Simplifying `dvc run` and pipelines

I am trying to learn and understand DVC. From a beginner’s perspective, it seems to me that the command dvc run is a bit overloaded with meaning and functionality (and also it does not have a clear name that shows what it really does). It also seems to have some kind of overlapping (in functionality) with dvc add.

This command currently seems a bit like a mini-monolithic command that does more than one thing. So, I would propose to decouple and simplify it a bit. This may be done in several steps.

  1. Do not do any data tracking with dvc run, do it only with dvc add. For example, instead of running:

    dvc run -d data.xml -o results -f stage1 <command>
    

    we should run:

    dvc add data.xml
    dvc add results
    dvc run -d data.xml.dvc -o results.dvc -f stage1 <command>
    

    The result of this is that instead of having just the file stage.dvc that tracks both dependencies and outputs (as well as storing the command), we would have files data.xml.dvc and results.dvc (that track the dependency and output data files) as well as the file stage1.dvc which stores the command and refers to the .dvc files of dependency and output. In other words, the file stage1.dvc will not contain the checksums of the data files and will look like this:

    md5: 4b8cbf1b4b282cd87db9d34a46daf3da
    cmd: <command>
    wdir: .
    deps:
    - data.xml.dvc
    outs:
    - results.dvc
    

    Also, the dvc run command will modify the output files (in this case results.dvc) by adding to them a field that shows that this data file is generated by stage1. It can be like this: stage: stage1.dvc

  2. Rename the command dvc run to dvc stage create (or dvc stage add). Its function is only to create the file stage1.dvc (without executing the command). The name of the stage should be mandatory, and this command can be called like this:

    dvc stage create stage1.dvc \
        -d data.xml.dvc \
        -o results.dvc \
        -cmd <command>
    
  3. To actually execute a stage, we can run:

    dvc stage run stage1.dvc
    

    This of course will execute all the previous stages, according to dependencies (and checking the tracked data if they need to be refreshed).
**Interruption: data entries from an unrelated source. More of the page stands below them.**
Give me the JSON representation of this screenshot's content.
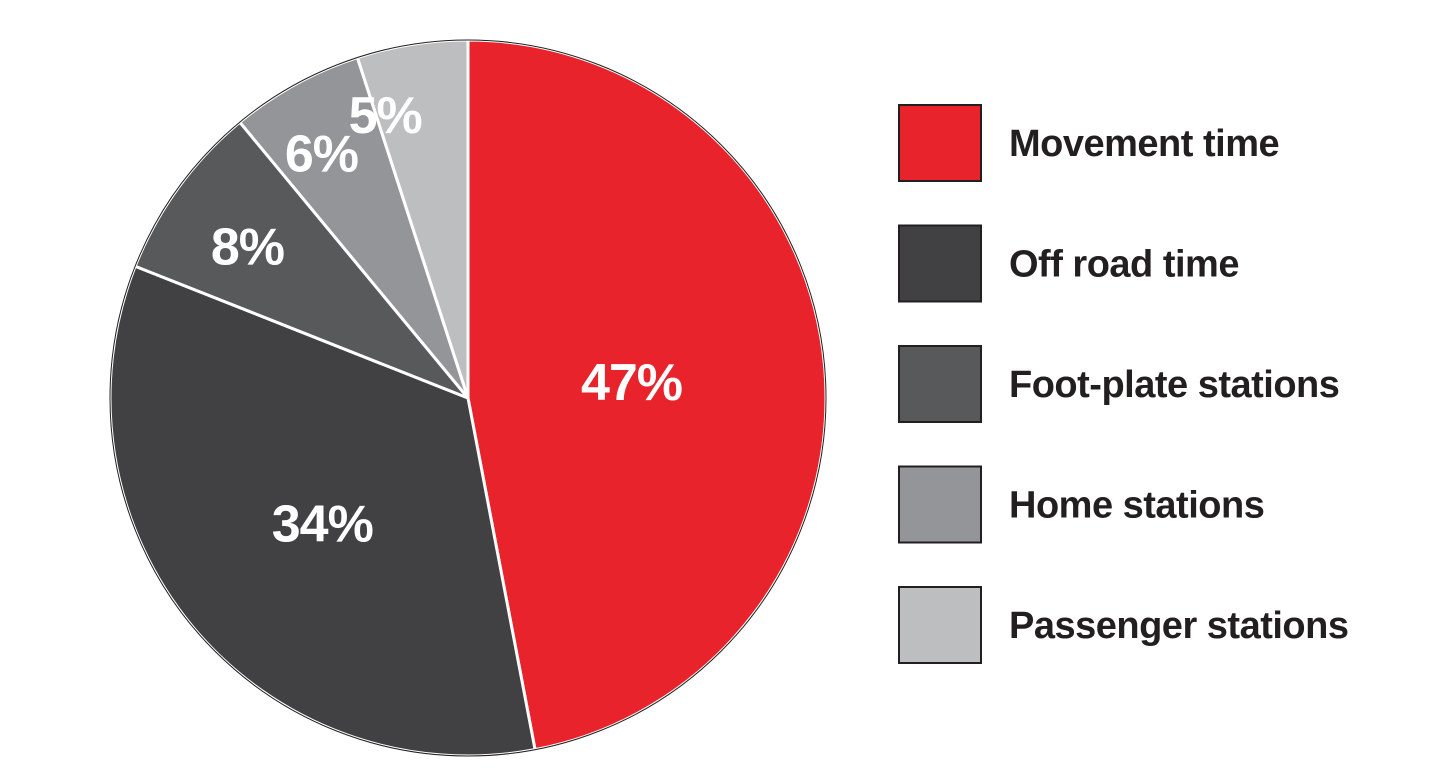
{
  "chart_data": {
    "type": "pie",
    "title": "",
    "legend_position": "right",
    "slices": [
      {
        "label": "Movement time",
        "value": 47,
        "value_label": "47%",
        "color": "#e8232b"
      },
      {
        "label": "Off road time",
        "value": 34,
        "value_label": "34%",
        "color": "#414042"
      },
      {
        "label": "Foot-plate stations",
        "value": 8,
        "value_label": "8%",
        "color": "#58595b"
      },
      {
        "label": "Home stations",
        "value": 6,
        "value_label": "6%",
        "color": "#939598"
      },
      {
        "label": "Passenger stations",
        "value": 5,
        "value_label": "5%",
        "color": "#bcbec0"
      }
    ]
  }
}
  4. The extension of stage files and data-tracking files does not have to be the same, we can use extension .stage for stage files (for example stage1.stage). Or maybe we can use the same extension (.dvc) for both types of files, but have a field on them that shows what type they are (like type: stage or type: data). It seems to me that it is better if they have different file extensions.

  5. Maybe we can rename the command dvc add to dvc data add, for being consistent, but I am not sure about this.

One of the benefits of this restructuring (besides being more easy to understand and use) is that the format of stage files would become very simple, so that they can be created and edited easily with any other tool (for example a bash script), or even manually (with an editor).

Another benefit of making stage definitions simpler is that it becomes possible to put all the stage definitions in a single pipeline file. This pipeline file may look similar to a Makefile (and plays a similar role). For example it may look like this:

results1.dvc: data1.xml.dvc data2.xml.dvc
    cmd: <command>
    wdir: .

results2.dvc: results1.dvc
    cmd: <command>
    wdir: .

This file may be called Dvcfile by default, but may also have a different name. One of the benefits of having the whole pipeline defined in a single file is that it is easy to create alternative pipelines that have small modifications from the first one (I think that some users have asked for something like this in the past).

A benefit of having the pipeline syntax similar to that of Makefile is that many people will be familiar with it and will understand it immediately.

Maybe the Makefile itself can be used for the pipeline, if we could customize the way that it checks for outdated files (to look at the checksums as well, besides the timestamps), but I don’t think this can be done easily.

makepp: http://makepp.sourceforge.net/ (mentioned in this comment: https://github.com/iterative/dvc/issues/1018#issuecomment-521140083) may be a good replacement for make, since it uses md5 checksums for tracking inputs and outputs. The drawback is that it is written in Perl.

Another good solution might be doit, which is Python based and extensible:

I don’t see the benefits on adding this complexity.

I do like the line of thought of this suggestion. dvc run does too many things.

This creates a conflict with dvc repro though, which kind of serves the same purpose.

I do agree there’s some confusion between simple DVC-file vs. stage files. There’s a few discussions about these terms on the dvc.org repo in fact… But having 2 different extensions also sounds like adding unnecessary complexity for such a small difference. Not sure, maybe you’re right here.

Not sure the references between stage files would be easy to manage manually.

DVC discovers the pipeline(s) by examining all the stages and rebuilding any DAGs on-the-fly, from what I understand, so no need for a pipeline file.

But dvc repro stage1.dvc can be a “syntactic sugar” for dvc stage run --repro stage1.dvc. This way there is no conflict between them; they can be both valid and useful.

Anyway, I am not able to think of all the consequences of such a UI redesign. Maybe it creates more problems that it tries to solve. But maybe they are small issues that can be worked out.